Effect of Adaptive Support Ventilation Weaning Mode in Conventional or Standard Methods on Respiratory and Hemodynamic Performance Indices: A Randomized Clinical Trial




Background: Adaptive support ventilation (ASV) is one of the advanced modes of ventilation. The available evidence regarding the process of tracheal extubation indicates that staff working in intensive care unit usually performs the weaning process according to their own experiences and conventional methods. Objectives: This study aimed to assess the effect of weaning with adaptive support ventilation in two conventional or standard methods on respiratory and hemodynamic performance indices in patients undergoing coronary artery bypass graft (CABG) surgery. Methods: In this clinical trial, 100 patients candidate for coronary artery bypass graft (CABG) surgery at Jamaran hospital were allocated to experimental and control groups in 2015. Each group had patients.
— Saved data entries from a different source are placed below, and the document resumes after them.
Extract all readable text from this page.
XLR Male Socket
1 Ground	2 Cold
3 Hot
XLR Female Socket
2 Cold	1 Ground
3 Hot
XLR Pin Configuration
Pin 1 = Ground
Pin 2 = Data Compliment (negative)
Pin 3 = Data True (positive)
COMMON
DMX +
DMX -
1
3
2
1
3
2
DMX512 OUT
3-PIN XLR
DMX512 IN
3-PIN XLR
The conventional method of ASV was used in the control group without any intervention, while the standard method of ASV was applied in the experimental group. The groups were compared in terms of arterial blood gases, vital signs, atelectasis, and duration of weaning process. Results: There was no statistically significant difference between the experimental and control groups in terms of demographic variables and disease history. Also, duration of mechanical ventilation and weaning process, duration of the patient’s trigger to the tracheal extubation as well as other respiratory performance indicators and vital signs were similar between the groups (P > 0.05). Conclusions: The results of this study indicate that in stable patients who have no history of lung problems, there is no need to apply the difficult weaning protocol. These patients can be weaned without any complication.